Cerpen Monokrom (Part 2). Lanjutan Cerpen Monokrom sebelumnya. Cerita tentang kita, setelah peristiwa itu terjadi. Mereka tetap hidup di antara publik. Salam baik saudaraku.
***
Peristiwa. Sudut Kota Lain. Siang.
Kehidupan berjalan sebagaimana mestinya. Budaya, teknologi perkotaan meriah, karnaval semarak beragam rupa. Gaya hidup pilihan, bagian dari kebebasan menentukan nasibnya sendiri. Gemerlap papan reklame digital tak jemu informasi memandang, dipandang, tersenyum, tertawa riang gembira. Minuman ringan bergaya pop, Â berjas pink, bercelana ungu muda. Berbunga-bunga merona memikat.

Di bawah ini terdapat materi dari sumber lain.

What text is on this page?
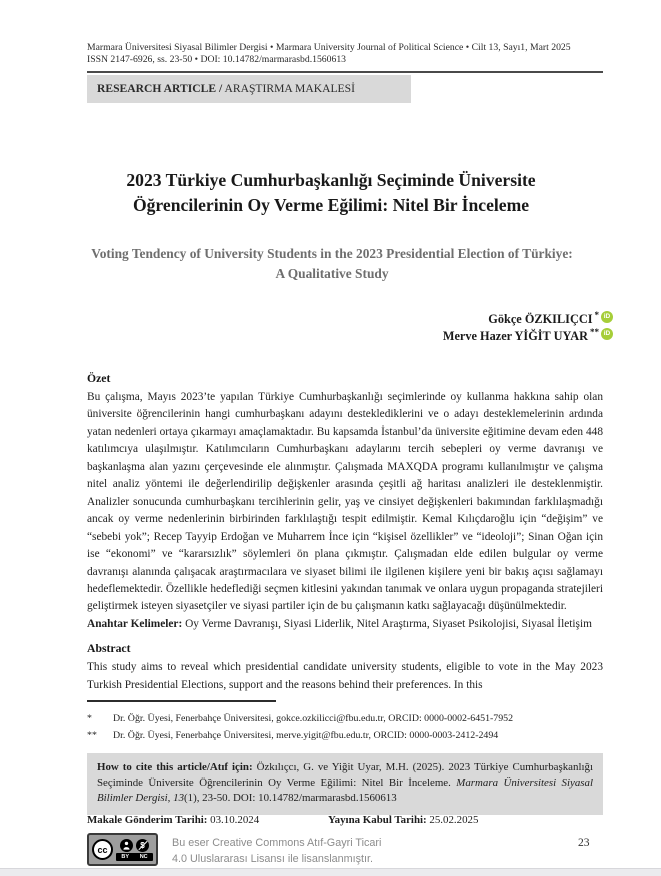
Marmara Üniversitesi Siyasal Bilimler Dergisi • Marmara University Journal of Political Science • Cilt 13, Sayı1, Mart 2025
ISSN 2147-6926, ss. 23-50 • DOI: 10.14782/marmarasbd.1560613
RESEARCH ARTICLE / ARAŞTIRMA MAKALESİ
2023 Türkiye Cumhurbaşkanlığı Seçiminde Üniversite Öğrencilerinin Oy Verme Eğilimi: Nitel Bir İnceleme
Voting Tendency of University Students in the 2023 Presidential Election of Türkiye: A Qualitative Study
Gökçe ÖZKILIÇCI * iD
Merve Hazer YİĞİT UYAR ** iD
Özet

Bu çalışma, Mayıs 2023’te yapılan Türkiye Cumhurbaşkanlığı seçimlerinde oy kullanma hakkına sahip olan üniversite öğrencilerinin hangi cumhurbaşkanı adayını desteklediklerini ve o adayı desteklemelerinin ardında yatan nedenleri ortaya çıkarmayı amaçlamaktadır. Bu kapsamda İstanbul’da üniversite eğitimine devam eden 448 katılımcıya ulaşılmıştır. Katılımcıların Cumhurbaşkanı adaylarını tercih sebepleri oy verme davranışı ve başkanlaşma alan yazını çerçevesinde ele alınmıştır. Çalışmada MAXQDA programı kullanılmıştır ve çalışma nitel analiz yöntemi ile değerlendirilip değişkenler arasında çeşitli ağ haritası analizleri ile desteklenmiştir. Analizler sonucunda cumhurbaşkanı tercihlerinin gelir, yaş ve cinsiyet değişkenleri bakımından farklılaşmadığı ancak oy verme nedenlerinin birbirinden farklılaştığı tespit edilmiştir. Kemal Kılıçdaroğlu için “değişim” ve “sebebi yok”; Recep Tayyip Erdoğan ve Muharrem İnce için “kişisel özellikler” ve “ideoloji”; Sinan Oğan için ise “ekonomi” ve “kararsızlık” söylemleri ön plana çıkmıştır. Çalışmadan elde edilen bulgular oy verme davranışı alanında çalışacak araştırmacılara ve siyaset bilimi ile ilgilenen kişilere yeni bir bakış açısı sağlamayı hedeflemektedir. Özellikle hedeflediği seçmen kitlesini yakından tanımak ve onlara uygun propaganda stratejileri geliştirmek isteyen siyasetçiler ve siyasi partiler için de bu çalışmanın katkı sağlayacağı düşünülmektedir.

Anahtar Kelimeler: Oy Verme Davranışı, Siyasi Liderlik, Nitel Araştırma, Siyaset Psikolojisi, Siyasal İletişim

Abstract

This study aims to reveal which presidential candidate university students, eligible to vote in the May 2023 Turkish Presidential Elections, support and the reasons behind their preferences. In this

*	Dr. Öğr. Üyesi, Fenerbahçe Üniversitesi, gokce.ozkilicci@fbu.edu.tr, ORCID: 0000-0002-6451-7952
**	Dr. Öğr. Üyesi, Fenerbahçe Üniversitesi, merve.yigit@fbu.edu.tr, ORCID: 0000-0003-2412-2494
How to cite this article/Atıf için: Özkılıçcı, G. ve Yiğit Uyar, M.H. (2025). 2023 Türkiye Cumhurbaşkanlığı Seçiminde Üniversite Öğrencilerinin Oy Verme Eğilimi: Nitel Bir İnceleme. Marmara Üniversitesi Siyasal Bilimler Dergisi, 13(1), 23-50. DOI: 10.14782/marmarasbd.1560613
Makale Gönderim Tarihi: 03.10.2024	Yayına Kabul Tarihi: 25.02.2025
23
cc
BY NC
Bu eser Creative Commons Atıf-Gayri Ticari
4.0 Uluslararası Lisansı ile lisanslanmıştır.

"Copet! Copet!" Suara saling berteriak. Memaki, amarah siang malam menjadi satu. Kejar mengejar, massal. Ramailah sebuah kerumunan di trotoar jalan kota. Lolos, berkelit, meloncat, terbang berlari kian kemari tumpang tindih suara-suara kota.

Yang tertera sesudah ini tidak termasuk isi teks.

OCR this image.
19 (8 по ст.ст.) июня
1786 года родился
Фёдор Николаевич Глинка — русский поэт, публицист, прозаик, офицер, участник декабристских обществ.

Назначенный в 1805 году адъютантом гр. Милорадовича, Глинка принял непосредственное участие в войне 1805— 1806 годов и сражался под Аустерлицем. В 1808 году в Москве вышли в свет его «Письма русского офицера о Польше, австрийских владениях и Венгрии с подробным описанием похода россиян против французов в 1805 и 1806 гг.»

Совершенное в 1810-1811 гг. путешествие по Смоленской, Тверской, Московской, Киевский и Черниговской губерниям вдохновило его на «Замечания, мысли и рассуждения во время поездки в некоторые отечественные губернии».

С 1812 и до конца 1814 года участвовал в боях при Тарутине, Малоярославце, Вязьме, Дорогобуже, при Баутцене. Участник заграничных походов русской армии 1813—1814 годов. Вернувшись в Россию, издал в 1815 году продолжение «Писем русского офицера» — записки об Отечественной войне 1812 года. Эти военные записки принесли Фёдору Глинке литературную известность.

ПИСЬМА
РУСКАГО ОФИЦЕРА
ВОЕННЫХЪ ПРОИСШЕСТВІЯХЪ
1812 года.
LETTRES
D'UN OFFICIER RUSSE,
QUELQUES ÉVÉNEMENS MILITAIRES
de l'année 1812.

"Aku bilang aku minta putus. Titik!"
"Apa alasannya?"
Perdebatan pinggir jalan, dua sejoli asmara bergincu, hijau tua, merah menyala, kuning langsat, biru kronis, sepia pedih sedih sekali, di kafe, resto, warung-warung, angkringan, stasiun, halte bus, tempat nangkring kapan saja sesuka hati, sesuai kantong. Ramailah hidup berwarna, tak sewarna kata hati, komitmen kalau besok tak lupa. Kalau ingat jumpa kembali. Bye bye love, cintrong meradang waktu.
'"Dor! Dor!" tembakan melumpuhkan sosok itu. Terkapar mati pelipisnya bolong.
"Dia, buronan paling dicari."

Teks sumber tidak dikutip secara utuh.